Total of 7 PCI buses and 39 PCI devices in 0.040 seconds.
Source: SIV database

Update #1: As "Crashtest" explains in a later posting, the respective Summit Ridge system (w/ Myrtle mainboard) seems to have at least 36 PCIe lanes. According to him, the listed configuration seems to be a bit chaotic. BTW, "Promotory" should actually be written "Promontory".

Update #2: Thanks to the OPN, Planet3DNow! user "BoMbY" identified some Ashes of the Singularity benchmark results, which were run on two different Zen engineering samples. One had the same OPN, while the other had a slightly different one ("2D" instead of "1D"). As they've been removed from the AotS database, you can find them archived here.

Next there was a BitsAndChips article about the likely provider of the DDR4 PHY found on Zen based processors: Rambus. That speculation is based on the given details the author learned from his sources, which fit well to what Rambus recently announced regarding their 3200 Mbps DDR4 PHY available for Globalfoundries' 14LPP process. You can learn a bit more about their technology here.

Another interesting bit of info are two AMD roadmaps, which look real. But as one recently could see with this Athlon X8K die shot posted at Reddit, even the quality of die shot fakes can be rather high (also see my analysis there). In that case the creator of the die shot wrote me, that he actually just tried to check the viability of such a product regarding die size and thus processing costs. Back to the roadmaps.

For 2017 they show:
  • Raven Ridge APUs for the FP5 socket (4C/8T, <=12 gfx CUs, 4-35W TDP)
  • higher TDP models (65-95W) for the AM4 socket (also 4C/8T and an unknown number of gfx CUs)
  • also AM4 based Summit Ridge CPUs with 8C/16T and TDPs of 65 to 95W
Most of the boxes are marked as "AMD PRO", which usually stands for a separate series of products targeted at commercial customers. Due to special certification programmes, perhaps also additional testing, and of course the integration in ready to ship OEM hardware, these products might hit the shelves a bit later than consumer variants.

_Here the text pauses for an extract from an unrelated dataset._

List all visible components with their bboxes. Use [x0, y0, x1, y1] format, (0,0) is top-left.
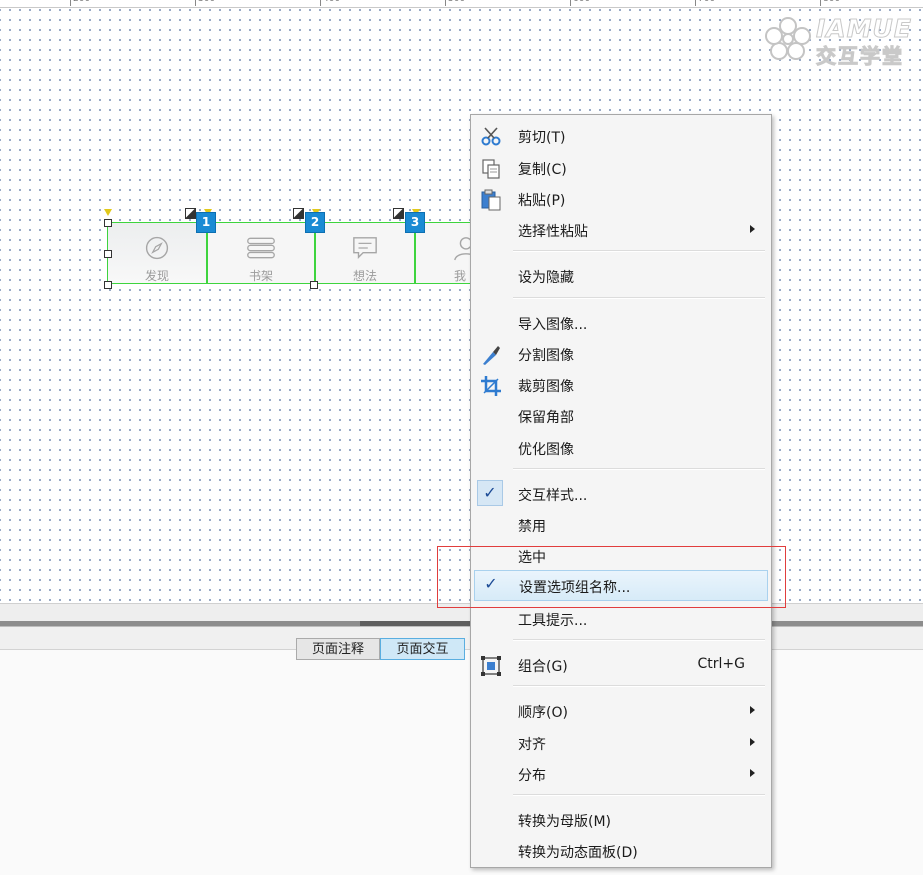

There is also a notable difference in the listed processes: "14nm SoC" for Raven Ridge, and "14nm FinFET" for Summit Ridge. I assume, that the "14nm SoC" process might refer to a different metal layer density, as recently covered in an article by Hiroshige Goto (Japanese) about APUs and AMD's FinFET efforts. Thus "FinFET" could stand for less dense lower metal layers, which would allow for somewhat higher clock speeds due to lower wire delays.

A note on the slides: I saw some unusual pixel patterns and spacings in the "14nm SoC" and "14nm FinFET" boxes (aside from different sizes). I'd expect a scaled, interpolated PowerPoint slide to show subpixel positioning of single characters. But I saw only pixel exact 1 or 2 pixel spacings with exactly similar interpolated pixels around the characters. I'll try to reproduce this in PPT.

In the end, these slides (if real) might mean, that there is no desktop Zen available in 2016 (even not as the promised sampling at the end of the year). But that is not for sure, yet. My own GCC patch based launch speculation gave a rough launch date range between 10/2016 and 05/2017.

Update #3: You can find the complete two slides and an additional one here. These don't look like being faked, although some details look a bit awkward. But this might be attributed to a smaller target audience (I suppose decision makers with more interests in dates and specs).